UCIPEM Unione Consultori Italiani Prematrimoniali e Matrimoniali
I messaggi madre – figlio
Durante tutta la prima infanzia i genitori ed i familiari, ma soprattutto la madre, inviano continui messaggi al bambino.
Sono messaggi uditivi.
Le madri, tutte le madri di ogni cultura, razza e nazione, utilizzando un tono e delle parole particolari cercano di cullare, rassicurare, confortare, manifestare comprensione, vicinanza, attenzione, piacere e gioia nei confronto del proprio bambino. Cercano, inoltre, di stabilire delle intese che siano reciprocamente utili e compatibili. Non è raro sentire durante la notte frasi sussurrate del tipo:
‹‹Ho capito… vuoi mangiare, aspetta che ti prendo. Su…su… non essere impaziente, ecco per te tanto buon latte. È proprio bello il mio tesoruccio, succhia… piano, mi raccomando, non essere ingordo e non fare male alla tua mammina. Adesso facciamo un bello eruttino e ritorniamo a dormire. Non hai voglia di dormire? Ma la tua mamma sì. Come risolviamo questo problema? Aspetta… ti metto accanto a me nel lettone e così tu puoi stare sveglio quanto vuoi mentre la tua mamma continua il suo pisolino…ti va questa soluzione? Sì vedo che è di tuo gusto…ma non mi dare calcetti se no non riesco a riprendere sonno››.

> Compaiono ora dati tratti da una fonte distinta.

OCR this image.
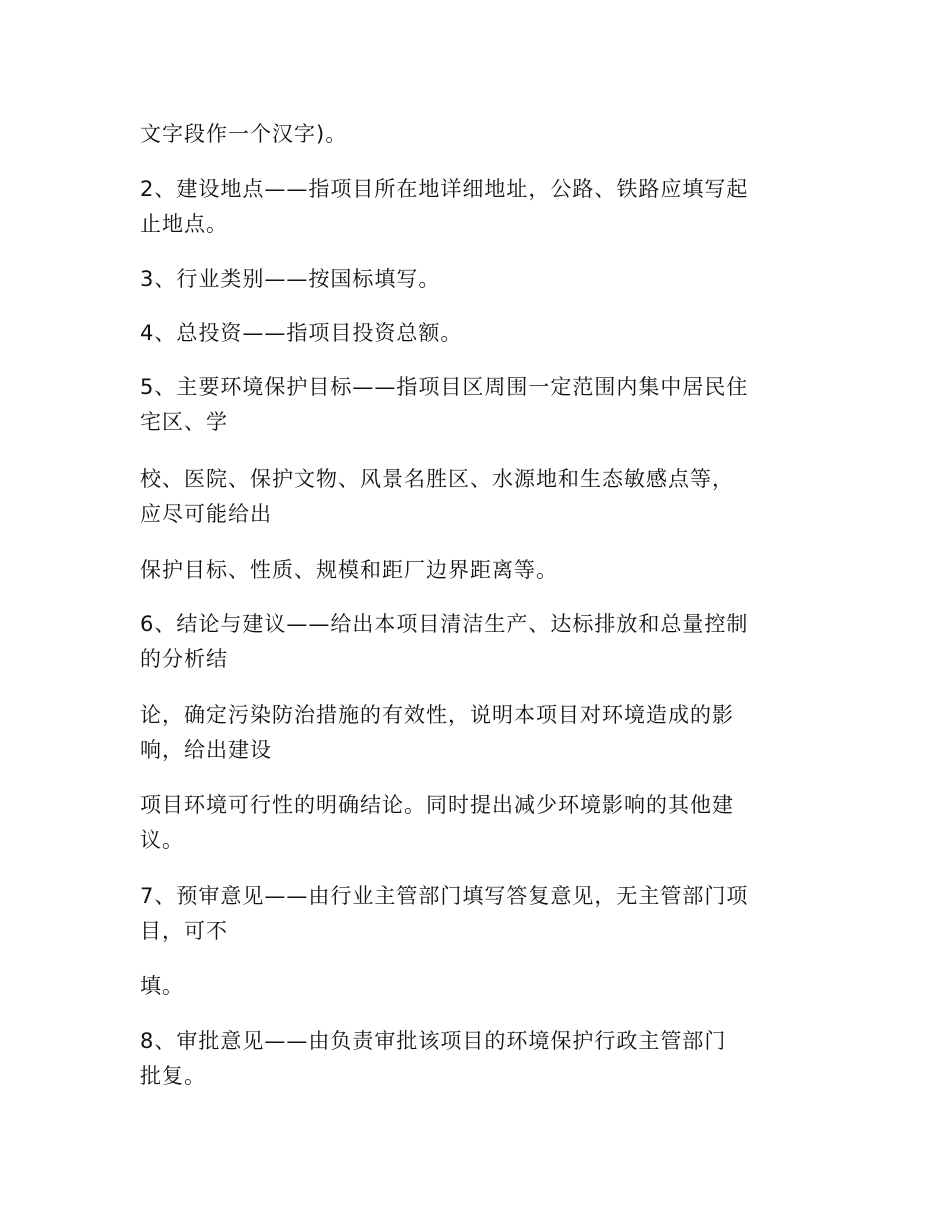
文字段作一个汉字)。

2、建设地点——指项目所在地详细地址，公路、铁路应填写起
止地点。

3、行业类别——按国标填写。

4、总投资——指项目投资总额。

5、主要环境保护目标——指项目区周围一定范围内集中居民住
宅区、学

校、医院、保护文物、风景名胜区、水源地和生态敏感点等，
应尽可能给出

保护目标、性质、规模和距厂边界距离等。

6、结论与建议——给出本项目清洁生产、达标排放和总量控制
的分析结

论，确定污染防治措施的有效性，说明本项目对环境造成的影
响，给出建设

项目环境可行性的明确结论。同时提出减少环境影响的其他建
议。

7、预审意见——由行业主管部门填写答复意见，无主管部门项
目，可不

填。

8、审批意见——由负责审批该项目的环境保护行政主管部门
批复。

Durante il giorno le madri parlano con i loro piccoli per comunicare i loro sentimenti, le attese, le emozioni:
‹‹Ho capito che hai fame, mangia tranquillo e abbondantemente ma con calma, senza abbuffarti se no non lo digerisci e ti vengono le “colichette”. Fra poco arrivano il tuo papà e la nonna. Dopo che avrai mangiato ti cambierò e così farai bella figura con loro. Lo sai che sei bello? Lo sai che sei il più bel bambino del mondo e che la tua mamma ed il tuo papà ti vogliono tanto bene?››
È facile sentire frasi e discorsi come questi, fatti dalle madri ai loro neonati i quali sicuramente non sono in grado di capire le parole ma il tono e la intenzionalità che sottostanno alle parole, sì.

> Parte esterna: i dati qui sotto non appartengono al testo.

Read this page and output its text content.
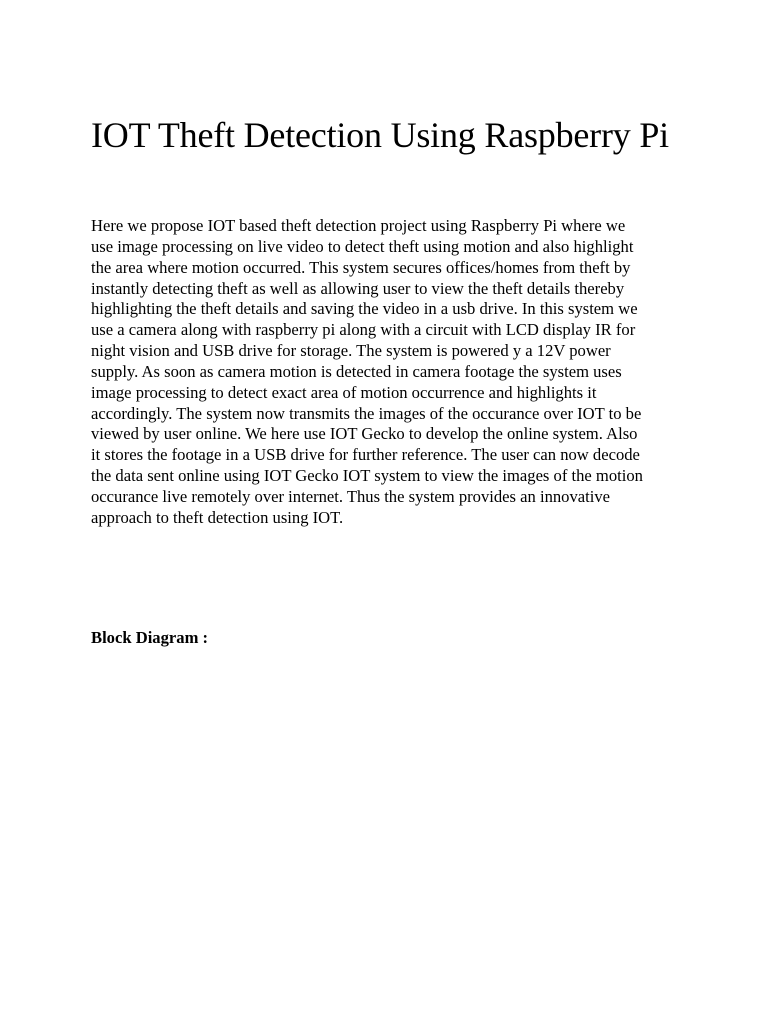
IOT Theft Detection Using Raspberry Pi

Here we propose IOT based theft detection project using Raspberry Pi where we
use image processing on live video to detect theft using motion and also highlight
the area where motion occurred. This system secures offices/homes from theft by
instantly detecting theft as well as allowing user to view the theft details thereby
highlighting the theft details and saving the video in a usb drive. In this system we
use a camera along with raspberry pi along with a circuit with LCD display IR for
night vision and USB drive for storage. The system is powered y a 12V power
supply. As soon as camera motion is detected in camera footage the system uses
image processing to detect exact area of motion occurrence and highlights it
accordingly. The system now transmits the images of the occurance over IOT to be
viewed by user online. We here use IOT Gecko to develop the online system. Also
it stores the footage in a USB drive for further reference. The user can now decode
the data sent online using IOT Gecko IOT system to view the images of the motion
occurance live remotely over internet. Thus the system provides an innovative
approach to theft detection using IOT.

Block Diagram :
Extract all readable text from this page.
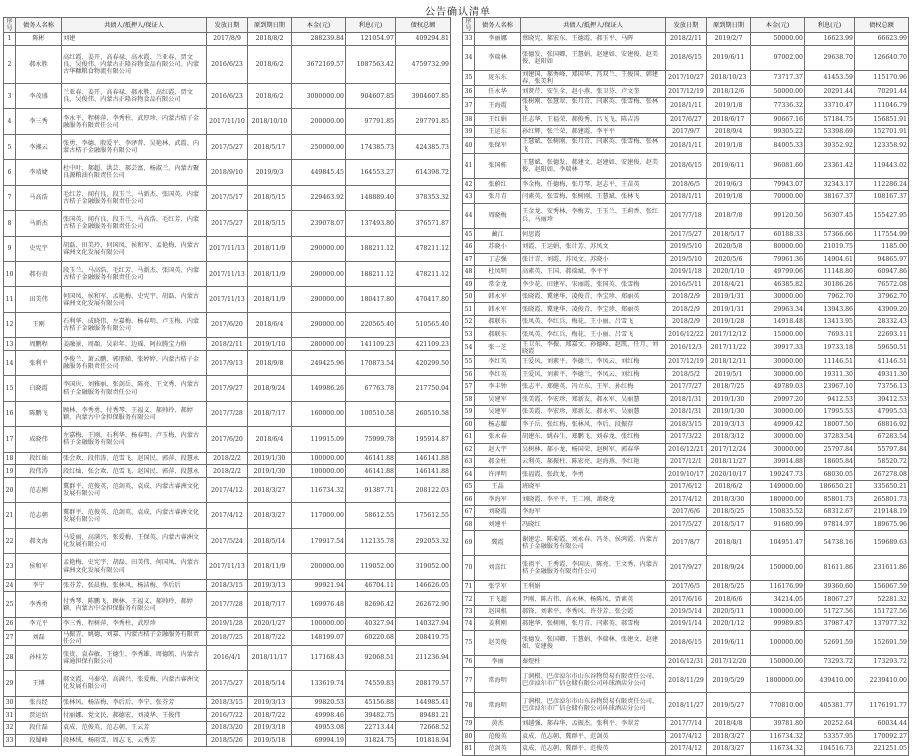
公告确认清单
序号	债务人名称	共债人/抵押人/保证人	发放日期	原到期日期	本金(元)	利息(元)	债权总额
1	陈彬	刘建	2017/8/9	2018/8/2	288239.84	121054.97	409294.81
2	郝永胜	高红霞、姜开、高春禄、高永霞、兰亚春、贾文良、吴俊伟、内蒙古正隆谷物食品有限公司、内蒙古华糠粮食物流有限公司	2016/6/23	2018/6/2	3672169.57	1087563.42	4759732.99
3	李茂盛	兰亚春、姜开、高春禄、郝永胜、高红霞、贾文良、吴俊伟、内蒙古正隆谷物食品有限公司	2016/6/23	2018/6/2	3000000.00	904607.85	3904607.85
4	李三秀	李永平、程树萍、李秀柱、武厚珍、内蒙古桔子金融服务有限责任公司	2017/11/10	2018/10/10	200000.00	97791.85	297791.85
5	李湘云	张勇、李德、殷爱平、李泽普、吴艳林、武霞、内蒙古桔子金融服务有限公司	2017/5/27	2018/5/17	250000.00	174385.73	424385.73
6	李靖婕	杜中叶、郝超、洪芸、郝芸富、杨淑兰、内蒙古聚良源粮油有限责任公司	2018/9/10	2019/9/3	449845.45	164553.27	614398.72
7	马高浩	毛红芳、闻有良、段玉兰、马新杰、张国英、内蒙古桔子金融服务有限责任公司	2017/5/17	2018/5/15	229463.92	148889.40	378353.32
8	马新杰	张国英、闻有良、段玉兰、马高浩、毛红芳、内蒙古桔子金融服务有限责任公司	2017/5/27	2018/5/15	239078.07	137493.80	376571.87
9	史宪宇	胡磊、田美玲、何国凤、侯和军、孟艳梅、内蒙古睿洲文化发展有限公司	2017/11/13	2018/11/9	290000.00	188211.12	478211.12
10	郝有贵	段玉兰、马高浩、毛红芳、马新杰、张国英、内蒙古桔子金融服务有限责任公司	2017/11/13	2018/11/9	290000.00	188211.12	478211.12
11	田美伟	何国凤、侯和军、孟艳梅、史宪宇、胡磊、内蒙古睿洲文化发展有限公司	2017/11/13	2018/11/9	290000.00	180417.80	470417.80
12	王刚	石利华、成晓伟、左嘉梅、杨春明、卢玉梅、内蒙古桔子金融服务有限公司	2017/6/20	2018/6/4	290000.00	220565.40	510565.40
13	周鹏程	姜融景、周頵、吴彩年、边瑶、阿拉腾宝力格	2018/2/11	2019/1/10	280000.00	141109.23	421109.23
14	张利平	李俊兰、萧云鹏、郭朋娣、张婷婷、内蒙古桔子金融服务有限责任公司	2017/9/13	2018/9/8	249425.96	170873.54	420299.50
15	白晓霞	李国庆、刘雅丽、张剑岳、陈亮、王文秀、内蒙古桔子金融服务有限责任公司	2017/9/27	2018/9/24	149986.26	67763.78	217750.04
16	陈鹏飞	顾林、李秀勇、付秀琴、王福义、郝帅玲、郝婷颖、内蒙古中金担保服务有限公司	2017/7/28	2018/7/17	160000.00	100510.58	260510.58
17	成晓伟	左嘉梅、王刚、石利华、杨春明、卢玉梅、内蒙古桔子金融服务有限公司	2017/6/20	2018/6/4	119915.09	75999.78	195914.87
18	段红灿	张会欢、段伟涛、范雪飞、赵国民、郭萍、段慧永	2018/2/2	2019/1/30	100000.00	46141.88	146141.88
19	段伟涛	段红灿、张会欢、范雪飞、赵国民、郭萍、段慧永	2018/2/2	2019/1/30	100000.00	46141.88	146141.88
20	范志刚	冀群平、范俊英、范剑英、袁成、内蒙古睿洲文化发展有限公司	2017/4/12	2018/3/27	116734.32	91387.71	208122.03
21	范志朝	冀群平、范俊英、范剑英、袁成、内蒙古睿洲文化发展有限公司	2017/4/12	2018/3/27	117000.00	58612.55	175612.55
22	郝文海	马爱丽、高满兴、张爱梅、王保英、内蒙古睿洲文化发展有限公司	2017/5/24	2018/5/14	179917.54	112135.78	292053.32
23	侯和军	孟艳梅、史宪宇、胡磊、田美伟、何国凤、内蒙古睿洲文化发展有限公司	2017/11/13	2018/11/9	200000.00	119052.00	319052.00
24	李宁	张芬芳、张晨梅、张林风、杨洁梅、李后后	2018/3/15	2019/3/13	99921.94	46704.11	146626.05
25	李秀勇	付秀琴、陈鹏飞、顾林、王福义、郝帅玲、郝婷颖、内蒙古中金担保服务有限公司	2017/7/28	2018/7/17	169976.48	82696.42	262672.90
26	李元平	李三秀、程树萍、李秀柱、武厚珍	2019/1/28	2020/1/27	100000.00	40327.94	140327.94
27	刘磊	马振青、姚德、刘嘉、内蒙古桔子金融服务有限责任公司	2018/7/25	2018/7/22	148199.07	60220.68	208419.75
28	孙桂芳	张贵、袁春敏、王德生、李秀雄、周德凯、内蒙古睿通担保有限公司	2016/4/1	2018/11/17	117168.43	92068.51	211236.94
29	王博	郝文霞、马秦荣、高满兴、张爱梅、内蒙古睿洲文化发展有限公司	2017/5/27	2018/5/14	133619.74	74559.83	208179.57
30	张良经	张林风、杨洁梅、李后后、李宁、张芬芳	2018/3/15	2019/3/13	99820.53	45156.88	144985.41
31	贾运绍	付丽娜、党文民、郝德宏、刘凌华、王俊伟	2016/7/22	2018/7/22	49998.46	39482.75	89481.21
32	段仕磊	袁成、范俊英、范志朝、王云芳	2018/3/20	2019/3/18	49953.08	22713.44	72668.52
33	段蜀峰	段林绒、杨雨雪、周志飞、云秀芳	2018/5/26	2019/5/18	69994.19	31824.75	101818.94
序号	债务人名称	共债人/抵押人/保证人	发放日期	原到期日期	本金(元)	利息(元)	债权总额
33	李丽娜	蔡晓宪、郝宏东、王德霞、郝玉平、马晖	2018/2/11	2019/2/7	50000.00	16623.99	66623.99
34	李瑞林	张德发、张国卿、王慧娟、赵建如、安建俊、赵美俊、赵阳如	2018/6/15	2019/6/11	97002.00	29638.70	126640.70
35	庞东东	刘建国、郝秀峰、郑国华、冯双兰、王俊国、韩建春、张美利	2017/10/27	2018/10/23	73717.37	41453.59	115170.96
36	任永华	刘贤芹、安生全、赵小燕、张卫芬、卢文奎	2017/12/19	2018/12/6	50000.00	20291.44	70291.44
37	王海霞	张树刚、张慧翠、张月青、闫素英、张雪梅、张林飞	2018/1/11	2019/1/8	77336.32	33710.47	111046.79
38	王红娟	任志华、王福荣、郝俊秀、吕飞飞、陈吉涛	2017/6/27	2018/6/17	90667.16	57184.75	156851.91
39	王运东	孙红辉、张兰荣、郝建霞、李平平	2017/9/7	2018/9/4	99305.22	53398.69	152701.91
40	张保军	王慧斌、张树刚、张月青、闫素英、张雪梅、张林飞	2018/1/11	2019/1/8	84005.33	39352.92	123358.92
41	张国栋	王慧斌、张德发、郝建文、赵建如、安建俊、赵美俊、赵阳如、李瑞林	2018/6/15	2019/6/11	96081.60	23361.42	119443.02
42	张蔚红	李金梅、任德梅、张月琴、赵志平、王苗英	2018/6/5	2019/6/3	79943.07	32343.17	112286.24
43	张月青	闫素英、张雪梅、张树刚、王慧斌、张林飞	2018/1/11	2019/1/8	70000.00	38167.37	108167.37
44	周晓梅	王金龙、安秀林、李梅芳、王玉兰、王莉香、张红兵、马丽珍	2017/7/18	2018/7/8	99120.50	56307.45	155427.95
45	蔺江	何思霞	2017/5/27	2018/5/17	60188.33	57366.66	117554.99
46	苏晓小	刘霞、王运娟、张计芳、苏凤文	2019/5/10	2020/5/8	80000.00	21019.75	1185.00
47	丁志强	张计青、刘霞、苏凤文、苏晓小	2019/5/10	2020/5/6	79961.36	14904.61	94865.97
48	杜凤明	高素英、王国、郝瑞斌、李平平	2019/1/18	2020/1/10	49799.06	11148.80	60947.86
49	常金龙	李少花、田建军、宋丽霞、张国英、张雪梅	2016/5/11	2018/4/21	46385.82	30186.26	76572.08
50	韩永军	张晓霞、冀建华、凌俊青、李宝珍、郑丽英	2018/2/9	2019/1/31	30000.00	7962.70	37962.70
51	韩永军	张晓霞、冀建华、凌俊青、李宝珍、郑丽英	2018/2/9	2019/1/31	29963.34	13943.86	43909.20
52	郝联东	张凤英、李红兵、梅花、王小丽、吕雪飞	2018/2/9	2019/1/28	14918.48	13413.95	28332.43
53	郝联东	张凤英、李红兵、梅花、王小丽、吕雪飞	2016/12/22	2017/12/12	15000.00	7693.11	22693.11
54	张一芝	王卫东、李振、郑嘉文、孙德峰、赵凯、任月、刘晓霞	2016/12/3	2017/11/22	39917.33	19733.18	59650.51
55	李红英	王爱风、刘素平、李德兰、李凤云、刘红梅	2017/12/19	2018/12/11	30000.00	11146.51	41146.51
56	李红英	王爱风、刘素平、李德兰、李凤云、刘红梅	2018/5/2	2019/5/1	30000.00	19311.30	49311.30
57	李丰钟	张志平、郑健英、冯立东、王军、孙红梅	2017/7/27	2018/7/25	49789.03	23967.10	73756.13
58	吴建军	张美霞、李宏珍、郑新友、郝永军、吴丽慧	2018/1/31	2019/1/30	29997.20	9412.53	39412.53
59	吴建军	张美霞、李宏珍、郑新友、郝永军、吴丽慧	2018/1/31	2019/1/30	30000.00	17995.53	47995.53
60	杨志耀	李子岳、张红梅、张林风、李后、段振存	2018/3/15	2019/3/13	49909.42	18007.50	68816.92
61	张永春	胡建东、姚春生、郑鹏飞、刘春龙、张红梅	2017/3/22	2018/3/12	30000.00	37283.54	67283.54
62	赵大宇	吴树林、郝小龙、杨国荣、赵树军、郭春华	2016/12/21	2017/12/24	30000.00	25797.84	55797.84
63	郝金柱	云利英、郝振柱、陈宏亮、赵海燕、李红艳	2017/12/1	2018/11/27	39914.88	18605.84	58520.72
64	许泽明	张福霞、张政龙、李勇	2019/10/17	2020/10/17	199247.73	68030.05	267278.08
65	王晶	班晓军	2017/6/12	2018/6/2	149000.00	186650.21	335650.21
66	李海军	刘晓霞、李平平、王二刚、萧晓龙	2017/4/12	2018/3/30	180000.00	85801.73	265801.73
67	刘晓霞	李海军	2017/6/6	2018/5/25	150835.52	68312.67	219148.19
68	刘建平	冯晓红	2017/5/27	2018/5/17	91680.99	97814.97	189675.96
69	冀霞	谢建忠、陈菊霞、刘永春、冯冬、侯鸿霞、内蒙古桔子金融服务有限公司	2017/8/7	2018/8/1	104951.47	54738.16	159689.63
70	刘喜红	张祖平、王秀霞、李国庆、陈亮、王文秀、内蒙古桔子金融服务有限责任公司	2017/9/27	2018/9/24	150000.00	81611.86	231611.86
71	张学军	王利娟	2017/6/5	2018/5/25	116176.99	39360.60	156067.59
72	王飞超	尹刚、陈占伟、高永林、杨陈凤、贾素英	2017/6/16	2018/6/6	34214.05	18067.27	52281.32
73	赵国根	郝锋、刘素平、李秀风、许芬芳、张会霞	2019/5/14	2020/5/11	100000.00	51727.56	151727.56
74	姜利刚	郝建华、张树刚、张月青、闫素英、郝雪梅	2019/1/14	2020/1/12	99989.85	37987.47	137977.32
75	赵美俊	张德发、张国卿、王慧娟、李瑞林、张建文、赵建如、安建俊	2018/6/15	2019/6/11	100000.00	52691.59	152691.59
76	李丽	秦煜柱	2016/12/31	2017/12/20	150000.00	73293.72	173293.72
77	常海明	丁润根、巴彦淖尔市山东谷物贸易有限责任公司、巴彦淖尔市广信仓储有限公司环球酒店分公司	2018/11/29	2019/5/29	1800000.00	439410.00	2239410.00
78	常海明	丁润根、巴彦淖尔市山东谷物贸易有限责任公司、巴彦淖尔市广信仓储有限公司环球酒店分公司	2018/11/27	2019/5/27	770810.00	405381.77	1176191.77
79	黄杰	刘越强、郝春华、孟振杰、张利平、李翠芳	2017/7/14	2018/4/8	39781.80	20252.64	60034.44
80	范俊英	袁成、范志朝、冀群平、范剑英	2017/4/12	2018/3/27	116734.32	53357.95	170092.27
81	范剑英	袁成、范志朝、冀群平、范俊英	2017/4/12	2018/3/27	116734.32	104516.73	221251.05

Quando, invece, le madri hanno un alterato rapporto con il bambino, le frasi che si ascoltano più frequentemente sono di ben altro tenore:
‹‹Cos’ha questo bambino? Gli ho dato da mangiare, l’ho lavato, l’ho pulito: perché strilla tanto? Non lo capisco proprio! Ho fatto tutto quello che era possibile per lui e non è mai contento. Uffa! Com’è noioso. Sono sicura che è un tipo capriccioso come suo padre. Tra l’altro con i suoi rigurgiti di latte mi ha sporcato tutta. Che puzza che faccio! Non ce la faccio più! Appena viene sua nonna lo lascio a lei e vado fuori››.
Successivamente, con la maturazione delle aree deputate all’interpretazione dei messaggi verbali, la ripetizione delle stesse parole e delle stesse frasi, in occasioni simili, permette al bambino di comprendere il significato verbale.
Sono messaggi visivi.
Il bambino, mentre succhia il seno materno, si ritrova spesso a guardare il volto della madre che, a sua volta, lo guarda sorridendo, comunicandogli la sua gioia nell’averlo tra le braccia, il suo piacere nel stringerlo al cuore, la gratificazione che prova nel dargli, con il latte, una parte di sé. In definitiva la madre, mentre nutre il corpo del suo bambino, dà nutrimento anche al cuore di lui in quanto, come dice Bartolo (2003, p. 27): ‹‹Il nutrimento affettivo è essenziale allo sviluppo tanto e più del latte che esce dal seno materno››.[1]
Sono messaggi tattili.
I genitori utilizzano moltissimo questa tipologia di messaggi: come i baci e le carezze al viso, alle mani, ai piedi, al torace. Per calmare il figlio gli massaggiano il pancino, danno colpetti più decisi e ritmici sul suo sederino. Abbracci e baci hanno non solo lo scopo di calmare ma soprattutto tendono a gratificare, a comunicare gioia, piacere, tenerezza, attenzione, accettazione, vicinanza e fiducia.
Il bambino riceve conferma della sua aspettativa ogni volta che le cose avvengono come al solito. Questo gli dà sicurezza, in quanto ha dei punti di riferimento precisi, per cui la sua globale situazione assume un valore positivo, benefico e rassicurante.
[1] G. V. BARTOLO, L’amore che fa crescere il figlio, in “Famiglia oggi”, 2, 2003, p.27.